Quote from: broquea on June 18, 2015, 02:58:56 AM
Because HE doesn't use anyone for IPv6 transit. They openly peer with any network that has a pulse and IPv6 (and legacy IPv4). Cogent actively refuses to peer, and not just with HE.
Actually, what is the difference between peering and transit in terms of the technology?
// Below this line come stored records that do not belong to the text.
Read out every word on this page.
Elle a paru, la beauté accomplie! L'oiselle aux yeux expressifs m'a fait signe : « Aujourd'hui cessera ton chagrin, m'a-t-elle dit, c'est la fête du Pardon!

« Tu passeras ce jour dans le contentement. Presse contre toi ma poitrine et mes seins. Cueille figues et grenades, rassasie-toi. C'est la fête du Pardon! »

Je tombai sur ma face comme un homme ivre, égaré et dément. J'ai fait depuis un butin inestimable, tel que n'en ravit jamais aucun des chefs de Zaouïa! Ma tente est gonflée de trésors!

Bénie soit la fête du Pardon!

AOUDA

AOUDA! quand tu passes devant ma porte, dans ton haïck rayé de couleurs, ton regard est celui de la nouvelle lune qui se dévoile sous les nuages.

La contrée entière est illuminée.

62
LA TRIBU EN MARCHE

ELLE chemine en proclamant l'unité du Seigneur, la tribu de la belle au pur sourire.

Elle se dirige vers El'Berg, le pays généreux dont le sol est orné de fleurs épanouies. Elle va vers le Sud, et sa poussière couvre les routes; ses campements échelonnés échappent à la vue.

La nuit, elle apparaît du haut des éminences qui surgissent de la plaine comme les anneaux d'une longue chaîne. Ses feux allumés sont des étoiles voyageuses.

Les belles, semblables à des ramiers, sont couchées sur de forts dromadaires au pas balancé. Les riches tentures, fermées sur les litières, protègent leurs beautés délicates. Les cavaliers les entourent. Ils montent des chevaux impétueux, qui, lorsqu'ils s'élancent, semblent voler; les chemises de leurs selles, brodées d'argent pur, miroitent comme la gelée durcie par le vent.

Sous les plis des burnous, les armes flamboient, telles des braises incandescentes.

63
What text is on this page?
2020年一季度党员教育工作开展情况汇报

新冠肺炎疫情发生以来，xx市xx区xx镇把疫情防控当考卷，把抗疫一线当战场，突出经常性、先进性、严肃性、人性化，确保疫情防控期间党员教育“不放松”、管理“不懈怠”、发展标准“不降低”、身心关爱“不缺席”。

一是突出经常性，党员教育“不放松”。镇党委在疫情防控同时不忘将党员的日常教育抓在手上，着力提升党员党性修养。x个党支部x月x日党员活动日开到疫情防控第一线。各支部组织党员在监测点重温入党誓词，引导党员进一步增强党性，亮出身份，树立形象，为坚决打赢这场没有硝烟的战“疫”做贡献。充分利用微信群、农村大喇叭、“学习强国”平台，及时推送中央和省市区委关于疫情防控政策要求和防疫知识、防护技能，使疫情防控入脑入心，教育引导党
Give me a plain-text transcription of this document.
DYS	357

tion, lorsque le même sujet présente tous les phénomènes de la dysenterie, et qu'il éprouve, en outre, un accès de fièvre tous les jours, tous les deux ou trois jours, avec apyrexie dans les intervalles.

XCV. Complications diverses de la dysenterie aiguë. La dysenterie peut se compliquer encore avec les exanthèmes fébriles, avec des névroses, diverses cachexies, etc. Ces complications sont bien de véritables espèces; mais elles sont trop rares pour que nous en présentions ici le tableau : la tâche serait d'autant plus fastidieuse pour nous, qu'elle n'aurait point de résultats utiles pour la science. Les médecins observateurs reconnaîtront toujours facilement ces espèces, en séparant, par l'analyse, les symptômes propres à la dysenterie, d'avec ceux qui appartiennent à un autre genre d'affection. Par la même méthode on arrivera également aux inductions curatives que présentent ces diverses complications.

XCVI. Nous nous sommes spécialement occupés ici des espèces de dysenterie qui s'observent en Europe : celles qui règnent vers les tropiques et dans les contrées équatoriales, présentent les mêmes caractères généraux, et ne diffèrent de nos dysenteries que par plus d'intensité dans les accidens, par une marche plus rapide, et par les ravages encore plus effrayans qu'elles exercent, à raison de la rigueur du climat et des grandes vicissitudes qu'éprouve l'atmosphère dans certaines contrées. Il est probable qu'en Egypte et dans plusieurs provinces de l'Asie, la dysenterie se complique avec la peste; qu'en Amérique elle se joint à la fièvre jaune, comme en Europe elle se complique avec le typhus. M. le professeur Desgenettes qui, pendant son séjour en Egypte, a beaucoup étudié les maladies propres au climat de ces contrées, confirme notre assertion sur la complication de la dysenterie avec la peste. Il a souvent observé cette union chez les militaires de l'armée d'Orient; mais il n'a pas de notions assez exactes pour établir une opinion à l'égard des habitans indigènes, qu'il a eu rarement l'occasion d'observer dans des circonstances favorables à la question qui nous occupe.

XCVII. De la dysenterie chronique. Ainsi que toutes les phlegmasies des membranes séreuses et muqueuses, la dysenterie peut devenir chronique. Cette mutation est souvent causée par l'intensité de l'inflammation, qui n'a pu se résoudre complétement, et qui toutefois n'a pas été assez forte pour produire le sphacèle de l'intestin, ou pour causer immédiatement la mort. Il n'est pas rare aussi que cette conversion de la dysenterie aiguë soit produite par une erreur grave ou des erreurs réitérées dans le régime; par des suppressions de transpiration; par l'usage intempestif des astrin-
It seems that both of them are using BGP.

broquea

Paying someone to reach other networks (transit), versus not paying (peering).

evantkh

Quote from: broquea on June 18, 2015, 06:19:52 AM
Paying someone to reach other networks (transit), versus not paying (peering).
Although there is no direct peering between HE and Cogent, why packets cannot be routed through other peers like NTT, Level 3 etc.? And I can see Cogent prefixes is announced in HE.NET's network.

If direct peering is really necessary, how to explain the following?

My IPv4 network is on AS9269, and there is no peering session to HGC according to http://bgp.he.net/AS9269#_peers
When I do a traceroute to an IP in AS4807, the forward route passes through HKIX and then HGC and finally AS4807.